HMGB1 is related to disease activity in children with celiac disease


Yağcı M., Aydemir Y., Barış Z.

CLINICS AND RESEARCH IN HEPATOLOGY AND GASTROENTEROLOGY, cilt.47, sa.7, 2023 (SCI-Expanded) identifier identifier identifier

  • Yayın Türü: Makale / Tam Makale
  • Cilt numarası: 47 Sayı: 7
  • Basım Tarihi: 2023
  • Doi Numarası: 10.1016/j.clinre.2023.102175
  • Dergi Adı: CLINICS AND RESEARCH IN HEPATOLOGY AND GASTROENTEROLOGY
  • Derginin Tarandığı İndeksler: Science Citation Index Expanded (SCI-EXPANDED), Scopus, PASCAL, BIOSIS, CAB Abstracts, EMBASE, MEDLINE, Veterinary Science Database
  • Anahtar Kelimeler: Celiac disease, High mobility gene box-1, Inflammation, BIOMARKER, MARKER, DAMAGE
  • Eskişehir Osmangazi Üniversitesi Adresli: Evet

Özet

Introduction: We aim to evaluate of the relationship between high mobility gene box-1 (HMGB1) levels and clinical, laboratory and histopathological findings at diagnosis and in remission in children with Celiac Disease (CD).

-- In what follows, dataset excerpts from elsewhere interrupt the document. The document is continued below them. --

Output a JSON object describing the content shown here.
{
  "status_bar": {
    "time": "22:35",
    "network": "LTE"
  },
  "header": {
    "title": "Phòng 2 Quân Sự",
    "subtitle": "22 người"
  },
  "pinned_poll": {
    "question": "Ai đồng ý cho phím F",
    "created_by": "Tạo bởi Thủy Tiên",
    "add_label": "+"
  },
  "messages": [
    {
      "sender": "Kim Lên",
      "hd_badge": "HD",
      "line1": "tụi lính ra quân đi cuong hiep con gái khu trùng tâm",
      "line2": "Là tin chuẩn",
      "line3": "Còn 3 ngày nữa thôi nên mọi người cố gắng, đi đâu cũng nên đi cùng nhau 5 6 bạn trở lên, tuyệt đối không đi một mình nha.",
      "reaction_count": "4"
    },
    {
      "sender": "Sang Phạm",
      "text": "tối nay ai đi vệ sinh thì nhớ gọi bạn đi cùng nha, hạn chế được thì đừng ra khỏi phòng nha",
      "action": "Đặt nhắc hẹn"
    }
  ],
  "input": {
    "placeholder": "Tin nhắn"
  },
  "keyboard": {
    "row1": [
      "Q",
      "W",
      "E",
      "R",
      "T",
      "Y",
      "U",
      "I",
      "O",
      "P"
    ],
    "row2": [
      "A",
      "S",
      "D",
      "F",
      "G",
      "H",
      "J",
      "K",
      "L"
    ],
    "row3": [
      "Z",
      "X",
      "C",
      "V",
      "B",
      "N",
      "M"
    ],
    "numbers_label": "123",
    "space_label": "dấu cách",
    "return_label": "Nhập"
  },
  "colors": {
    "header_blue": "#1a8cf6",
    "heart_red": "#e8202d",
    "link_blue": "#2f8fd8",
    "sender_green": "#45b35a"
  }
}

Material and Methods: The study included 36 celiac patients at diagnosis, 36 celiac patients in remission, and 36 healthy controls. Patients with intestinal pathologies other than CD, and accompanying inflammatory and/or autoimmune diseases were excluded. Relationship between HMGB1 levels and clinical, laboratory and histopathological findings were evaluated. Results: A total of 72 celiac patients [36 (18 girls, 18 boys, mean age 9.41 & PLUSMN;3.9 years) in group 1 and 36 (18 girls, 18 boys, mean age 9.91 & PLUSMN;3.36 years) in group 2] and 36 healthy controls in group 3 (19 girls, 17 boys, mean age 9.56 & PLUSMN;4 years) were included. The HMGB1 level was significantly higher in group 1 compared to group 2 and group 3 [36.63 (17.98-54.72) ng/ml vs 20.31 (16.89-29.79) ng/ml, p = 0.028 and 36.63 (17.98-54.72) ng/ml vs 20.38 (17.54-24.53) ng/ml p = 0.012, respectively]. A serum HMGB-1 level of 26.553 ng/ml was found to be a cut-off value for the CD with 61% sensitivity, 83% specificity, 78% positive predictive value, and 68% negative predictive value. Higher HMGB1 values were seen in patients with intestinal findings, anemia, anti-tissue transglutaminase IgA levels that were greater than 10 times upper limit of normal, and patients with a higher degree of atrophy as classified by Marsh-Oberhuber. Conclusions: In conclusion, it was thought that HMGB-1 might be a marker that reflects the severity of atrophy at the time of diagnosis and could be used to control dietary compliance in the follow-up. However, there is need for larger population studies in order to evaluate its value as a serological marker for the diagnosis and follow-up of CD and to find a more reliable cut-off value.